Autoridades do Federal Reserve, o banco central americano, temem novamente que os investidores fujam da indústria de fundos mútuos de curtíssimo prazo (money market), que totaliza US$ 2,6 trilhões, onde milhões de americanos guardam suas economias e para quem bancos do mundo todo costumam pedir empréstimos de curto prazo. Ainda não há regras entre os países sobre como juntar os cacos depois do colapso de um gigante financeiro global. Os bancos estão numa montanha-russa há meses, e os governos não têm condições de socorrê-los com grandes resgates.

"Preocupações com questões fiscais e bancárias europeias têm contribuído para as dificuldades nos mercados financeiros", disse o presidente do Fed, Ben Bernanke, numa entrevista coletiva quarta-feira. Essas preocupações, acrescentou ele, "provavelmente terão efeitos adversos sobre a confiança e o crescimento".

Nesta semana, a quebra da MF Global Holdings Ltd., uma corretora de investimentos americana, reflete o alcance e a volatilidade do mercado financeiro mundial. Apostas erradas na dívida europeia desencadearam uma debandada de clientes da firma, o que em questão de dias levou a um pedido de recuperação judicial. Suspeitas de fraude aumentaram o medo dos investidores.

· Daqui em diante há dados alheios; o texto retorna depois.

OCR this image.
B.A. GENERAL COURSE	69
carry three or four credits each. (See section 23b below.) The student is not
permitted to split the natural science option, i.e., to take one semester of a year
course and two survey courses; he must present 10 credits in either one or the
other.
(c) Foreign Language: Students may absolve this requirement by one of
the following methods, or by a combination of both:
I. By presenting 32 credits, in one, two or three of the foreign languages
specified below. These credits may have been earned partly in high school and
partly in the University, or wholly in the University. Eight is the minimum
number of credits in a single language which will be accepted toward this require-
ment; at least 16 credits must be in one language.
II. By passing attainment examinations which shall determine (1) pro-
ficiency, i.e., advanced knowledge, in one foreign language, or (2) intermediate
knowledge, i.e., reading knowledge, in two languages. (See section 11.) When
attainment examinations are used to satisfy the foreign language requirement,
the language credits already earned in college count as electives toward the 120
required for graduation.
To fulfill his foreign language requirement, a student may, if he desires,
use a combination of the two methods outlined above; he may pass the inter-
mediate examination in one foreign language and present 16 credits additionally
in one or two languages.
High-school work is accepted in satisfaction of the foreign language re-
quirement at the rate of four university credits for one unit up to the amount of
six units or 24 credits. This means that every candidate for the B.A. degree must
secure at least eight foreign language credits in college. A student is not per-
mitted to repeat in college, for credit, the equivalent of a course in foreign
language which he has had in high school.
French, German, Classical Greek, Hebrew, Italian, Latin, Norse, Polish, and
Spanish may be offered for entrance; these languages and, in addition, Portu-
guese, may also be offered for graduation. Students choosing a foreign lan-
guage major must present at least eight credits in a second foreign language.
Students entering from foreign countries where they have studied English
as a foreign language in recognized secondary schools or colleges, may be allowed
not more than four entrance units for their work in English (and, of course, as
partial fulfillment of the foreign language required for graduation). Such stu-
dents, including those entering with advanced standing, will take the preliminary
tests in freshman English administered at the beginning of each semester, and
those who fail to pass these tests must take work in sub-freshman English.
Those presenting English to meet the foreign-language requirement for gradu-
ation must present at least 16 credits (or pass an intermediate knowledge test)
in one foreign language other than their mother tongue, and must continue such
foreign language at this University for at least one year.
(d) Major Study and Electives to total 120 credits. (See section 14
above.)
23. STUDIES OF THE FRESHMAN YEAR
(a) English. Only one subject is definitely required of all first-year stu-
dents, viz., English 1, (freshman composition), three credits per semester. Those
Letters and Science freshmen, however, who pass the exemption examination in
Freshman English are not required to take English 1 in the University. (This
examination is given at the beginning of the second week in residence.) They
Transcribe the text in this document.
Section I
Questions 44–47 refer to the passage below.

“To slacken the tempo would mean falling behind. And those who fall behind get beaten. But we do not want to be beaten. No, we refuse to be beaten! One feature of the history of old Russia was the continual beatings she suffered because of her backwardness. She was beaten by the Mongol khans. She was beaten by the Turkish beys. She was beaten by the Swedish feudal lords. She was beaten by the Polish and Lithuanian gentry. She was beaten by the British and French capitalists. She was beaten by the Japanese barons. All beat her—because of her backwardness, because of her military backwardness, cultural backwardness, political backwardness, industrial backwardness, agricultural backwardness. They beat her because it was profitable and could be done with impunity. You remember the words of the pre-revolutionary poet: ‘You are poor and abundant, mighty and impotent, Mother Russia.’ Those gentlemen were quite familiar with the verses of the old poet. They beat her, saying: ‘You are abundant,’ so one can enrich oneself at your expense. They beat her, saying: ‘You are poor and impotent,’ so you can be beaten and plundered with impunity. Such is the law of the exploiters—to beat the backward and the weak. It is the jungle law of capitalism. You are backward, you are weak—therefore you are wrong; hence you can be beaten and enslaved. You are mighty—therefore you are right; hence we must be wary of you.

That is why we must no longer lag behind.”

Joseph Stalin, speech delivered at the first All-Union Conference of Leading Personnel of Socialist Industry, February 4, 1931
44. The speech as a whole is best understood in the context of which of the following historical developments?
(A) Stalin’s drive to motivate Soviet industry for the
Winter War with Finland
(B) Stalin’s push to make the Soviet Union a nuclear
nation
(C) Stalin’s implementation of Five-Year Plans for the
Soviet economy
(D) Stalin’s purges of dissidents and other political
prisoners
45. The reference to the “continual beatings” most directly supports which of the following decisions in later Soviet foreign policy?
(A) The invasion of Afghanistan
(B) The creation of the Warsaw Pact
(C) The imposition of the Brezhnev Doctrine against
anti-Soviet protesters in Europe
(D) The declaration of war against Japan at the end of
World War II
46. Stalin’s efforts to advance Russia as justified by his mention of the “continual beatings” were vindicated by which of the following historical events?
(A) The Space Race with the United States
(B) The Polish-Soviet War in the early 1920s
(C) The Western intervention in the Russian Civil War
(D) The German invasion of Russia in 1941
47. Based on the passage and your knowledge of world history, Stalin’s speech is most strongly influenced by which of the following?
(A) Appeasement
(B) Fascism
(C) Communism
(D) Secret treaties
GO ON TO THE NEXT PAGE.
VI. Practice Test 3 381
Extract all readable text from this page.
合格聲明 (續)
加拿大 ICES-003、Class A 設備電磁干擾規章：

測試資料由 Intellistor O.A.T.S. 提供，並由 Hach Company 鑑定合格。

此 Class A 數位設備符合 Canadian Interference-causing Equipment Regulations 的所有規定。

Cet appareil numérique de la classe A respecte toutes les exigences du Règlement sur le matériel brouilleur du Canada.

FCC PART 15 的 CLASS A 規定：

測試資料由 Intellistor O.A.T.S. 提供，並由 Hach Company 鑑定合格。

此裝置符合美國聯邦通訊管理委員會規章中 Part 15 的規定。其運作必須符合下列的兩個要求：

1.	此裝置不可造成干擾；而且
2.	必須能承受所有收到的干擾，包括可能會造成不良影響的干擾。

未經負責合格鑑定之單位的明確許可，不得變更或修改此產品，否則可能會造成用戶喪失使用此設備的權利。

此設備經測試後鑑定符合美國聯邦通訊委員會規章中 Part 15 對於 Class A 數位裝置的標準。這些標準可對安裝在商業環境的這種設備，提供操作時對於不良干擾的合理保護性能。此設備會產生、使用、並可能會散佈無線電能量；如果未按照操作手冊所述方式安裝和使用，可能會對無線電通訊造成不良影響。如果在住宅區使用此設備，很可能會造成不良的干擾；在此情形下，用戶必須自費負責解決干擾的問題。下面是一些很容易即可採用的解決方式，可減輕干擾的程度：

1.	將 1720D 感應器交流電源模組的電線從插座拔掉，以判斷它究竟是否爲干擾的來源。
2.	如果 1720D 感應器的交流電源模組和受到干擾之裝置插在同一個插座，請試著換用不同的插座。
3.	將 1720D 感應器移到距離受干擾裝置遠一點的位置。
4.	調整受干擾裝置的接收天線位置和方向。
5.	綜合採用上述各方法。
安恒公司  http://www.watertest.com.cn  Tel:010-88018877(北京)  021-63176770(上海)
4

Por enquanto, a quebra parece um evento isolado. Mas ela ressalta a preocupação dominante dos reguladores e do público: a de que o sistema financeiro mundial saiu da crise de 2008 apenas parcialmente consertado, e continua propenso à instabilidade.

Uma instituição maior que a MF Global, e mais profundamente entrelaçada com outras instituições financeiras, poderia acabar exposta a empréstimos inadimplentes de um tomador como a Grécia, por exemplo. E se ela quebrasse, isso poderia se espalhar, fazendo os mercados caírem e os empréstimos secarem - uma repetição de 2008.

No momento isso parece improvável, em especial porque os reguladores, investidores e banqueiros estão atentos a qualquer sinal de problemas. Mas como ainda há falhas geológicas que cortam todo o sistema financeiro internacional, o risco continua preocupante.

"Basta apenas algum tipo de pânico para os mercados congelarem de novo", disse Anil Kashyap, professor da Escola de Adminstração Booth da Universidade de Chicago. "Se a confiança desaparecer e os mercados congelarem, será um grande problema."

O sistema financeiro está mais resistente, em muitos aspectos, do que estava em 2008. O patruimônio líquido do sistema bancário americano - ou seja, ativos menos obrigações - aumentou em US$ 264 bilhões, ou 20%, desde setembro de 2008, segundo a Federal Deposit Insurance Corp., a agência de seguro-depósito dos EUA. Isso dá aos bancos uma reserva maior contra perdas.

Os bancos também estão mais líquidos. As reservas em caixa mais do que quadruplicaram para US $ 1,8 trilhão desde 2008, segundo o Fed, graças, em parte, às enormes somas que o banco central americano injetou no sistema.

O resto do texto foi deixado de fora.